Uno spazio per ascoltare, prevenire e accompagnare i giovani nella crescita. A Cosenza nasce lo sportello d’ascolto Onco Med, un servizio gratuito e riservato pensato per offrire supporto psicologico, orientamento e un punto di riferimento concreto a ragazzi e famiglie. Un’iniziativa che mette al centro il valore dell’ascolto e della prevenzione, in un momento in cui il disagio giovanile richiede risposte nuove e accessibili.

«Uno spazio per fermarsi, respirare e parlare»: intervista a Francesca Caruso, ideatrice dello sportello d’ascolto Onco Med.

Com’è nata l’idea dello sportello d’ascolto Onco Med?
«Lo sportello di ascolto Onco Med nasce dall’esigenza sociale ed educativa di dare voce ai giovani e sostenerli nella crescita, offrendo un punto di riferimento affidabile quando famiglia o amici non bastano. Non è solo un servizio “per chi sta male”, ma soprattutto uno strumento di prevenzione».

A chi è rivolto questo servizio?
«Alla luce degli ultimi tragici fatti accaduti nella nostra provincia, abbiamo pensato di rivolgerci principalmente ai giovani, ma possono accedervi anche genitori e amici di ragazzi in difficoltà».
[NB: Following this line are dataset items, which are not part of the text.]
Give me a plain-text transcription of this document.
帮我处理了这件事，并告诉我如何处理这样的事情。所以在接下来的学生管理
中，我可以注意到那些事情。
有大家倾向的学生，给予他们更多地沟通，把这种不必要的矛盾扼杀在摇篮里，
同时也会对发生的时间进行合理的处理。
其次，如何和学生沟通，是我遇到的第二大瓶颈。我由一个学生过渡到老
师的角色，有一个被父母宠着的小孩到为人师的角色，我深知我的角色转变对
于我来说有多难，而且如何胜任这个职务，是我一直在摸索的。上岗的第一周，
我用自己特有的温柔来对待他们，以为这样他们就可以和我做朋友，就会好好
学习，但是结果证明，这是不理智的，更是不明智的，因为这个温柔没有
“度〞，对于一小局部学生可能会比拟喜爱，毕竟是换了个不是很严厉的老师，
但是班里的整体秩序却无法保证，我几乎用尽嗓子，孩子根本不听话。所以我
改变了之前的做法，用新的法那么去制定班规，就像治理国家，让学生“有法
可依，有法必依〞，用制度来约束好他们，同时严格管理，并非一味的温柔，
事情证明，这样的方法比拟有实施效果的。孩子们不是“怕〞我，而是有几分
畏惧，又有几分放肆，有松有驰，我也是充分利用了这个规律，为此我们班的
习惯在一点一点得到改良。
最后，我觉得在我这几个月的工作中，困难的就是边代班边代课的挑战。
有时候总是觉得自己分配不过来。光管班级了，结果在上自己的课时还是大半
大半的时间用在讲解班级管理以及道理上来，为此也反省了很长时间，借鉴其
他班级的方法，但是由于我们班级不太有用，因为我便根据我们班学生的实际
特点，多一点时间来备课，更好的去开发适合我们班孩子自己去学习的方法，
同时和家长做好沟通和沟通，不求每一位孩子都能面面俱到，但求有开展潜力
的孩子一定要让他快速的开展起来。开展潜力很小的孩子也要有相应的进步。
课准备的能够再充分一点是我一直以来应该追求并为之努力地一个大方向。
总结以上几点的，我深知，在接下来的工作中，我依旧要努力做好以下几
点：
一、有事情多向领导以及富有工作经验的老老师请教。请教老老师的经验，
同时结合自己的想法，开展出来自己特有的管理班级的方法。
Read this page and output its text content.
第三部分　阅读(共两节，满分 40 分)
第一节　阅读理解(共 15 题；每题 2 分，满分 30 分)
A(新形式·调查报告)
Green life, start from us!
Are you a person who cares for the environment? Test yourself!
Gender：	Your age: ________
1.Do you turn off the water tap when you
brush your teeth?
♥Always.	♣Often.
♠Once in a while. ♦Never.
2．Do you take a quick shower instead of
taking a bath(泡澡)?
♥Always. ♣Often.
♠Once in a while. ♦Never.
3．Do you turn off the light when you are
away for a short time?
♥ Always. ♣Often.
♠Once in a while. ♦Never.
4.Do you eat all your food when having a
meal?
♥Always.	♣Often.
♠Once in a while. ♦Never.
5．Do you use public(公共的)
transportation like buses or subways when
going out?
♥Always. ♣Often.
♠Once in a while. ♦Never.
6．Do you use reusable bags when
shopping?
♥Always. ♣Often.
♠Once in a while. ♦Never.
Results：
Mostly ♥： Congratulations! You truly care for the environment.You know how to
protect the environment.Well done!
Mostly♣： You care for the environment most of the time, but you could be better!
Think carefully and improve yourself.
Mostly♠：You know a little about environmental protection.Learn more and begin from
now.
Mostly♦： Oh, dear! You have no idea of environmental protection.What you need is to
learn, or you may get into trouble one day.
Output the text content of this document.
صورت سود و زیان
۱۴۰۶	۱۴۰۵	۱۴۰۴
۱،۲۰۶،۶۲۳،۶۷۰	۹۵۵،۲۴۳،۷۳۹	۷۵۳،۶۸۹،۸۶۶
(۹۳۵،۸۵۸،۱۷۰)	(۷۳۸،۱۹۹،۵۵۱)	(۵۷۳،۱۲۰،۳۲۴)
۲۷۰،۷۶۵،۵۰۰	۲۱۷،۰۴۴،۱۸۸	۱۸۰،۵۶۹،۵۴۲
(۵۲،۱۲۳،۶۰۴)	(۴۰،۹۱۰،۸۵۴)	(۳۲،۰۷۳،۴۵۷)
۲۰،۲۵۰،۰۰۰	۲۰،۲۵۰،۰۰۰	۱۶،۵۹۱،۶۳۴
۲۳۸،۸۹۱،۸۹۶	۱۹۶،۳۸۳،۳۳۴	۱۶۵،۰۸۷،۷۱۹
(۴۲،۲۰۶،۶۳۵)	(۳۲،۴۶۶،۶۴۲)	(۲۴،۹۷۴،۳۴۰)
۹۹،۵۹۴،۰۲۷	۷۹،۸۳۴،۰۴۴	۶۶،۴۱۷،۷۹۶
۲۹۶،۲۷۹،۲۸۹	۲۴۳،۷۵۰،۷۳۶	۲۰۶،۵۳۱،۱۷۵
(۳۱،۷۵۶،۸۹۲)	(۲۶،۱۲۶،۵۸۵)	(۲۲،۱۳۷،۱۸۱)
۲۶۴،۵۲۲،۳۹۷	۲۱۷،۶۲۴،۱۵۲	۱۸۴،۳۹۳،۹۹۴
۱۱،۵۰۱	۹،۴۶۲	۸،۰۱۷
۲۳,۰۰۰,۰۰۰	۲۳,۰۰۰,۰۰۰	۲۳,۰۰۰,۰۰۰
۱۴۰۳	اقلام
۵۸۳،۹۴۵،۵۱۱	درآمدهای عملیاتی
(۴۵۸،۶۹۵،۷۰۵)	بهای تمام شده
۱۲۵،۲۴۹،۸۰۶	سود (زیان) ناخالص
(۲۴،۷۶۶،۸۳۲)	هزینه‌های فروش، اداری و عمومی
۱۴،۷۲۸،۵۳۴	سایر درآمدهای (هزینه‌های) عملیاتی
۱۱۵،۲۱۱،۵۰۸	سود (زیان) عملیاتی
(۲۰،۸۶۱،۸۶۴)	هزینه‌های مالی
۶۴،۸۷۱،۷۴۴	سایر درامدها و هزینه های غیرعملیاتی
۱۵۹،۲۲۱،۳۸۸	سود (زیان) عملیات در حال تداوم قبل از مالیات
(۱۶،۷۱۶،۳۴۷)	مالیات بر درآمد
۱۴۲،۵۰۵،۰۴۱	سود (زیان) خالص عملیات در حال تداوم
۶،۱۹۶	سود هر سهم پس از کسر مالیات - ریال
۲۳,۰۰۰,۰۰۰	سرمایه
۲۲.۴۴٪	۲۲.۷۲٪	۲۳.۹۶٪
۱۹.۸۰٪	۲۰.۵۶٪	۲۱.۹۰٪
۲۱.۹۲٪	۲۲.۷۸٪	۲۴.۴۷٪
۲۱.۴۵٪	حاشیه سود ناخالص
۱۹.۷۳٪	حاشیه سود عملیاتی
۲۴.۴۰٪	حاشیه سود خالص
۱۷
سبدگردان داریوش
Che tipo di supporto offre lo sportello?
«Lo sportello psicologico giovanile offre ascolto, sostegno emotivo, orientamento e strumenti concreti per affrontare le difficoltà quotidiane e aiutare a crescere in modo più sereno. Gli specialisti, anch’essi giovani per creare maggiore complicità e fiducia, provano a intercettare situazioni di disagio prima che peggiorino, cercando di riconoscere in tempo eventuali segnali di malessere».

Quanto conta la riservatezza in un servizio come questo?
«La riservatezza è ciò che rende possibile l’ascolto vero. Senza di essa lo sportello perderebbe gran parte della sua utilità. È la base su cui si costruiscono fiducia, apertura e possibilità di cambiamento».

Qual è il messaggio che volete trasmettere ai ragazzi?
«Vogliamo far capire ai ragazzi che chiedere aiuto non è un segno di debolezza, ma di coraggio e consapevolezza. Parlare delle proprie difficoltà — che siano legate alla scuola, alla famiglia, alle relazioni o al proprio benessere emotivo — è il primo passo per stare meglio. Vorremmo che ogni giovane sapesse che esiste un luogo dove può essere sé stesso, sentirsi compreso e trovare supporto senza paura o vergogna».

Lo sportello è accessibile a tutti?
«Lo sportello è accessibile soprattutto ai giovani, ma anche alle persone vicine a ragazzi con difficoltà. Si può chiamare il numero 377 0901108 o lasciare un messaggio».

Onco Med sta crescendo: cosa significa oggi per il territorio?
«Onco Med sta crescendo perché, purtroppo, sono in aumento non solo le patologie oncologiche ma anche le difficoltà economiche e psicologiche di tante famiglie. Noi siamo diventati per molte persone un punto di riferimento, e questo ci carica di grandi responsabilità».

Prossimi impegni?
«Molti. Intanto continuano le nostre giornate di prevenzione e le attività di intrattenimento in ospedale. A breve vedremo la nascita di Onco Med Living, un luogo di arte, musica e laboratori, ma anche di divulgazione e confronto, tutto dedicato ai pazienti oncologici».